Jüpiter yay burcuna geldiği bu yıl farkındalığımızı bir mikron daha sıçratabilir miyiz? Dışarısının ve şeklin, tanımlamanın hiç bir şey olduğunu ama özün, kendi içimize yapacağımız yolculuğun, korkmadan keşfedeceğimiz içimizin, en derinin, her şey olduğunu anlayabilecek miyiz?
Anlamasak ne olacak ki, dünya bunun için var, ders devam. Ama, şey, öyle diyorlar ki, ruhun bedene girişi ve bedenden çıkışı biraz acılıymış henüz anlamayanlar için. Hani yaşam ölüm girdabında, bir an önce anlamaya çalışsak bu işleri diyorum, iyi olacak.
Haritaya bakın, nerde görüyorsunuz yöneticisi olduğu yay burcuna giren Jüpiteri? Tam yeni bitirdiği akrebin sekizinci evinin sonunda, kendi evi olan dokuzuncu evin tam başında, bu kadar güzellik olabilir mi? bu kadar senkronizasyon olabilir mi? An haritasında planet doğal evinin tam başında, demek ki “ dur bir mola ver “ yeniden bak, yeniden düşün, yeniden ol, yeniden yarat kendini, baksana Tanrı her an yaratıyor, görmüyor musun, her “an”ı büyük bir ustalık ve incelikle yeniden yaratıyor. Yeni başlangıçlar yaratıyor.
Senkronize ol, aydınlıkla, sevgiyle, güneşle senkronize olursan cennet, gölgeyle, karanlıkla senkronize olursan cehennem. Ne olacak bana? Elinin körü olacak, özün neyse içeriğin neyse, her anınını her dakikanı neyle dolduruyorsan o gelecek başına.
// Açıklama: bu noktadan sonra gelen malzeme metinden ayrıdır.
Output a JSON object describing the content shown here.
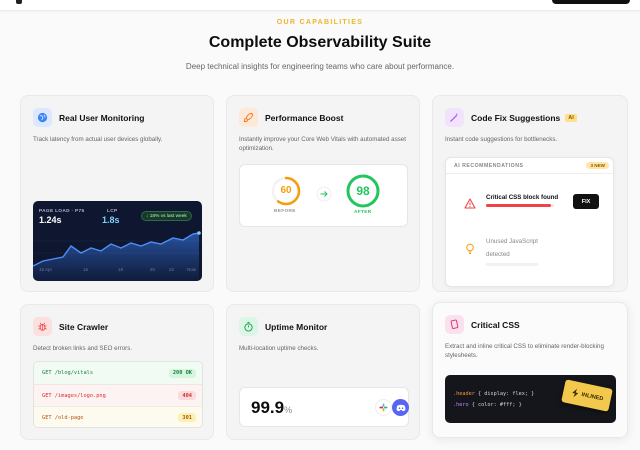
{
  "header": {
    "eyebrow": "OUR CAPABILITIES",
    "title": "Complete Observability Suite",
    "subtitle": "Deep technical insights for engineering teams who care about performance."
  },
  "cards": {
    "rum": {
      "title": "Real User Monitoring",
      "description": "Track latency from actual user devices globally.",
      "page_load_label": "PAGE LOAD · P75",
      "page_load_value": "1.24s",
      "lcp_label": "LCP",
      "lcp_value": "1.8s",
      "trend": "↓ 18% vs last week",
      "ticks": [
        "15 Apr",
        "16",
        "18",
        "20",
        "22",
        "Now"
      ],
      "icon": "globe-icon",
      "accent": "#3b82f6"
    },
    "perf": {
      "title": "Performance Boost",
      "description": "Instantly improve your Core Web Vitals with automated asset optimization.",
      "before_score": 60,
      "after_score": 98,
      "before_label": "BEFORE",
      "after_label": "AFTER",
      "icon": "rocket-icon",
      "before_color": "#f59e0b",
      "after_color": "#22c55e"
    },
    "codefix": {
      "title": "Code Fix Suggestions",
      "badge": "AI",
      "description": "Instant code suggestions for bottlenecks.",
      "panel_label": "AI RECOMMENDATIONS",
      "new_count": "3 NEW",
      "item1": "Critical CSS block found",
      "item1_progress": 0.95,
      "fix_label": "FIX",
      "item2_line1": "Unused JavaScript",
      "item2_line2": "detected",
      "icon": "magic-wand-icon"
    },
    "crawler": {
      "title": "Site Crawler",
      "description": "Detect broken links and SEO errors.",
      "rows": [
        {
          "path": "GET /blog/vitals",
          "status": "200 OK"
        },
        {
          "path": "GET /images/logo.png",
          "status": "404"
        },
        {
          "path": "GET /old-page",
          "status": "301"
        }
      ],
      "icon": "bug-icon"
    },
    "uptime": {
      "title": "Uptime Monitor",
      "description": "Multi-location uptime checks.",
      "value": "99.9",
      "unit": "%",
      "icon": "stopwatch-icon"
    },
    "critical": {
      "title": "Critical CSS",
      "description_l1": "Extract and inline critical CSS to eliminate render-blocking",
      "description_l2": "stylesheets.",
      "code_line1_sel": ".header",
      "code_line1_body": " { display: flex; }",
      "code_line2_sel": ".hero",
      "code_line2_body": " { color: #fff; }",
      "inlined_label": "INLINED",
      "icon": "css-file-icon"
    }
  }
}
Bunları uçakta yazmak çok güzelmiş ya, havadayım da bu an, yıldızlara yakın olmak iyidir. Zaten Jüpiter giriş haritasında ki sürpriz 9. ev başı farkındalığını yerde farketmemiştim, her işimiz böyle işte, çok önemli bir çok şeyi hiç farketmeden yaşanan otomatik hayatlara sahibiz. Sonra ölüm ve doğum anları geldiğinde kendimizi kaybediyoruz, şoka giriyoruz.
Sonra, sonra bıraktığımız yerden tekrar, babanla uzlaşmamış mıydın, al sana güneş ya da Satürn karesi, kardeşine kazık mı atmıştın, merkür yerlerde sürünüyor, işkence mi etmiştin, pluton sana pis pis bakıyor, Allah korusun birini mi öldürdün, kâbus, kâbus, kâbus. Daha önce ektiklerimizi biçerek yaşayacağımız hayatlar.
Ya iyilik meleklerimiz, hayatlarımızı kolaylaştıranlar, düştüğümüzde elimizi tutanlar, hatalarımızı görmezlikten gelenler, onlar da bizim hakkımız. İnsana hizmet ettin, evladın korunacak, partnerine, düşmanına iyi davrandın sağlığın yerinde olacak. Doğru kararlarının, iyileştirdiğin yaralı parmakların korumasının tadını çıkaracaksın.
Ama bu harita çok aşk yüklü ya, kuzey ay düğümü beşinci evde, Jüpiter ile akıcı 120 derece, Jüpiter aynı zamanda yükselenin de temsilcisi ve beşinci evin, aşk evinin yücelim yöneticisi, güneş neptün ile 120 derece, üranüs tam gözünden terazi venüsünü görüyor, hiç ağlamayan tatlı bebek gördünüz mü, ya da dikensiz bir gül, tabi ki ay ve Jüpiter kova marsıyla kare, Mars ,Neptün 12 de, terazi Venüs’ü retro.
Yengeç, oğlak, terazi, koç öncüler aksında ortalık toz duman, bu aksda tam zıt terazi venüsü ve koç üranüsü öncü haç görünümünü oluşturuyorlar. Öncü demek şimdi, şu an, hemen demek, ay düğümleri aksı da daha yeni yengeç, oğlak aksında, ortaklıklar bozuluyor, ilşkilerde ani şok edici skandallar.
Retro Venüs yönetici olduğu terazi burcunda yedinci evde, güzel kadın kazanacak. Halâ tutkuyla birleştiği kova marsı aklında. Mars tam kovaydı, bildik yollardan ilerlemedi, otomatikleşmiş akrep ayı, halk nezdinde ve Jüpiter yay, kanun nezdinde kaybedecek.
Sancılı ama yine de aşk var yani tam da bildiğiniz dünya, hayaller sahnesi, yükselen balık, güzel bir temaşa ta ki farkında olana dek.